Vue panoramique d’une plaine avec des montagnes dans le lointain ; entre Brive et Souillac

Aquarelle, 7,8 × 20,5 cm.
Collection : musée du Louvre.

Vue panoramique d’une plaine avec des montagnes dans le lointain ; entre Brive et Souillac
Photo
© RMN-Grand Palais (musée du Louvre) / Michèle Bellot

L’œuvre et le territoire

S’il s’est un peu appliqué à l’aquarelle malgré sa « fièvre » persistante lors de son premier séjour au château de Croze en 1820, Eugène Delacroix n’en a, semble-t-il laissé trace. Par contre, datée de 1855, année d’un second séjour qu’il fit et qu’il relate dans son journal, cette aquarelle témoigne du saisissement qui fut le sien lors de la (re)découverte de ce pays admirable aux montagnes magnifiques...

Le voyageur qui s’attendrait à voir les montagnes signalées par Delacroix à son ami Pierret aurait certes une déception. Delacroix venait de Paris par les Charentes et n’avait jamais traversé de pays de montagnes. Le pays des « aulx et des châtaignes » comme l’appelait le bon La Fontaine, a été plus exactement décrit par Michelet qui parlait de « belles collines granitiques arrondies en demi-globes », mais Delacroix a bien eu le temps de saisir les traits essentiels du paysage limousin, les montagnes « tapissées jusqu’en haut de vertes prairies, de grands rochers de granit rouge, noir, gris, qui sont suspendus sur votre tête », « ...les contours de ces belles montagnes bleues sont si coulants et si variés, si fins, si fugitifs... », « les flots clairs ou écumants de petites rivières, qui serpentent émaillées dans des bords plantés d’aunes et de peupliers, où qui tombent en cascades qu’on entend de loin... » (Joseph Nouaillac : Le Limousin).

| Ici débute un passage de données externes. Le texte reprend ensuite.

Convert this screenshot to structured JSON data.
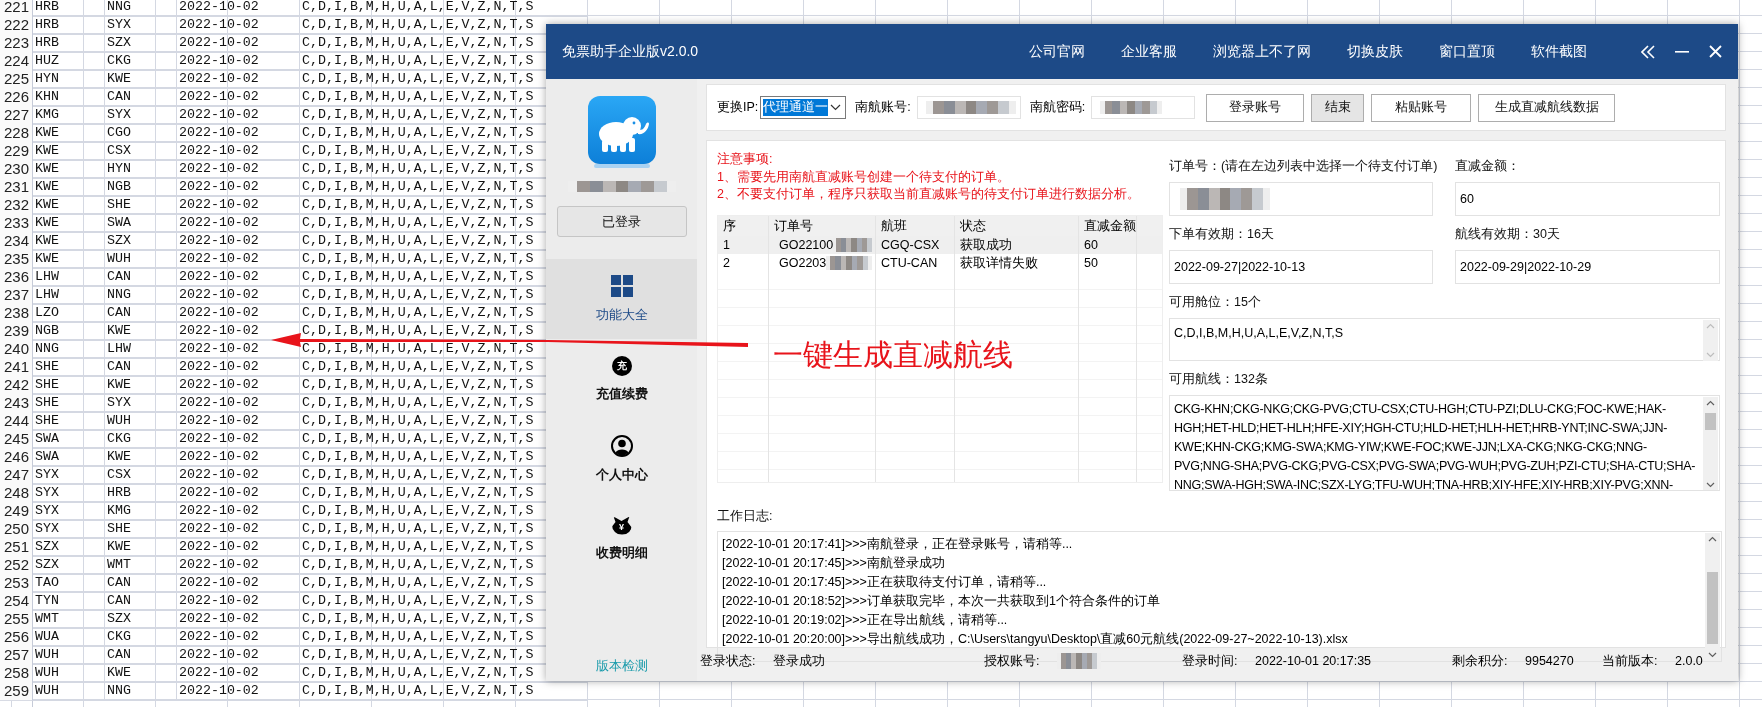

Marie Henriot, « Les peintres de paysage dans la région limousine et marchoise (Haute-Vienne, Corrèze, Creuse) », Bulletin de la Société scientifique historique et archéologique de la Corrèze, tome 57, 1935, p. 171-172.

Arthur Young, après avoir traversé le Limousin, arrive le 9 juin 1787 dans le Quercy, loin d’être aussi beau que le Limousin ; cependant, il est charmé aux abords de Souillac :

En descendant à Souillac, il y a une perspective qui doit plaire universellement c’est la vue, à vol d’oiseau, d’une délicieuse petite vallée, profondément enfoncée entre des collines très abruptes le bord d’une montagne sauvage contraste avec l’extrême beauté d’une vallée tout à fait plane, admirablement cultivée, et parsemée de beaux noyers apparemment, rien ne peut surpasser la fertilité exubérante de ce lieu.

Arthur Young, Voyages en France en 1787, 1788 et 1789, Armand Colin, 1931, p. 101 (disponible sur Gallica).